Weasels in the Attic
- Author: Hiroko Oyamada
- Translator: David Boyd
- Genre: Literary fiction, psychological fiction, surrealist fiction
- Publisher: New Directions
- Publication date: October 4, 2022
- Pages: 96
- ISBN: 978-0811231183
- Preceded by: The Hole

= Weasels in the Attic =

2022 novel by Hiroko Oyamada

Weasels in the Attic is a novel by Hiroko Oyamada originally published as three separate stories in Japan and subsequently translated into English by David Boyd. The English translation was published by New Directions in 2022.

== Synopsis ==
In three interlocking parts—"Death in the Family", "The Last of the Weasels", and "Yukiko", the novel follows a consistent cast of characters at different points in time, specifically concerning a couple who struggles to start a family while their friends are able to do so successfully.

== Critical reception ==
Publishers Weekly considered the novel "sharp and surreal" as well as "a unique and unsettling tale."

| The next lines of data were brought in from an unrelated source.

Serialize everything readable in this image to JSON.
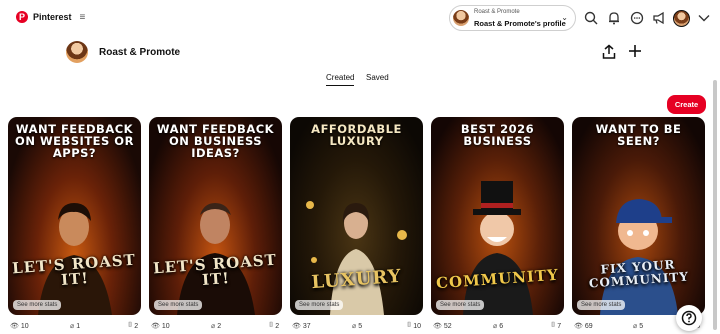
{
  "header": {
    "logo_text": "Pinterest",
    "account_switch": {
      "line1": "Roast & Promote",
      "line2": "Roast & Promote's profile"
    }
  },
  "profile": {
    "name": "Roast & Promote"
  },
  "tabs": [
    {
      "label": "Created"
    },
    {
      "label": "Saved"
    }
  ],
  "create_button": "Create",
  "pins": [
    {
      "headline": "WANT FEEDBACK ON WEBSITES OR APPS?",
      "overlay_text": "LET'S ROAST IT!",
      "chip": "See more stats",
      "views": "10",
      "clicks": "1",
      "saves": "2",
      "palette": "fire"
    },
    {
      "headline": "WANT FEEDBACK ON BUSINESS IDEAS?",
      "overlay_text": "LET'S ROAST IT!",
      "chip": "See more stats",
      "views": "10",
      "clicks": "2",
      "saves": "2",
      "palette": "fire"
    },
    {
      "headline": "AFFORDABLE LUXURY",
      "overlay_text": "LUXURY",
      "chip": "See more stats",
      "views": "37",
      "clicks": "5",
      "saves": "10",
      "palette": "gold"
    },
    {
      "headline": "BEST 2026 BUSINESS",
      "overlay_text": "COMMUNITY",
      "chip": "See more stats",
      "views": "52",
      "clicks": "6",
      "saves": "7",
      "palette": "fire"
    },
    {
      "headline": "WANT TO BE SEEN?",
      "overlay_text": "FIX YOUR COMMUNITY",
      "chip": "See more stats",
      "views": "69",
      "clicks": "5",
      "saves": "5",
      "palette": "fire"
    }
  ]
}
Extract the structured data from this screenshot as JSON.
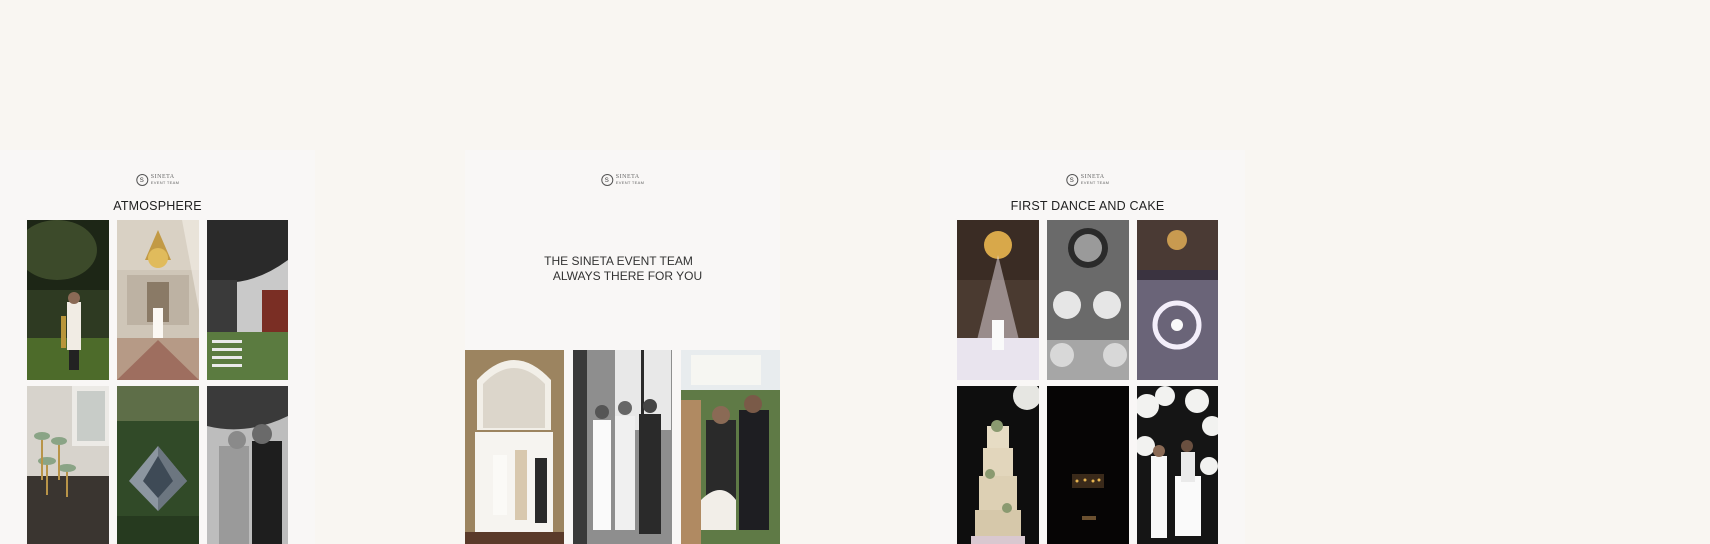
{
  "brand": {
    "logo_mark": "S",
    "logo_name": "SINETA",
    "logo_sub": "EVENT TEAM"
  },
  "cards": [
    {
      "title": "ATMOSPHERE",
      "photos": [
        "saxophonist-under-tree",
        "chandelier-ballroom-couple",
        "garden-ceremony-bw",
        "dessert-table-window",
        "aerial-palace-garden",
        "couple-embrace-bw"
      ]
    },
    {
      "tagline_line1": "THE SINETA EVENT TEAM",
      "tagline_line2": "ALWAYS THERE FOR YOU",
      "photos": [
        "ceremony-arched-window",
        "couple-vows-bw",
        "guests-seated-outdoors"
      ]
    },
    {
      "title": "FIRST DANCE AND CAKE",
      "photos": [
        "first-dance-chandelier",
        "floral-hall-bw",
        "light-ring-dance",
        "white-wedding-cake",
        "night-palace-lights",
        "cake-cutting-flowers"
      ]
    }
  ]
}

The New York Times called the novel "eerie, mesmeric". The New York Review of Books said that Oyamada's work, including Weasel in the Attic, "vibrate with such images, which seem to flicker between mirage and deadpan realism, and lurk in the imagination like a haunting." Ploughshares observed "the precariousness of parenthood and family" in Oyamada's writing. The Asian Review of Books called it "a fine, understated work of contemporary cultural commentary" and noted that it was much more approachable and accessible than her previously translated books, The Factory and The Hole.

Asymptote selected the novel for their November book club.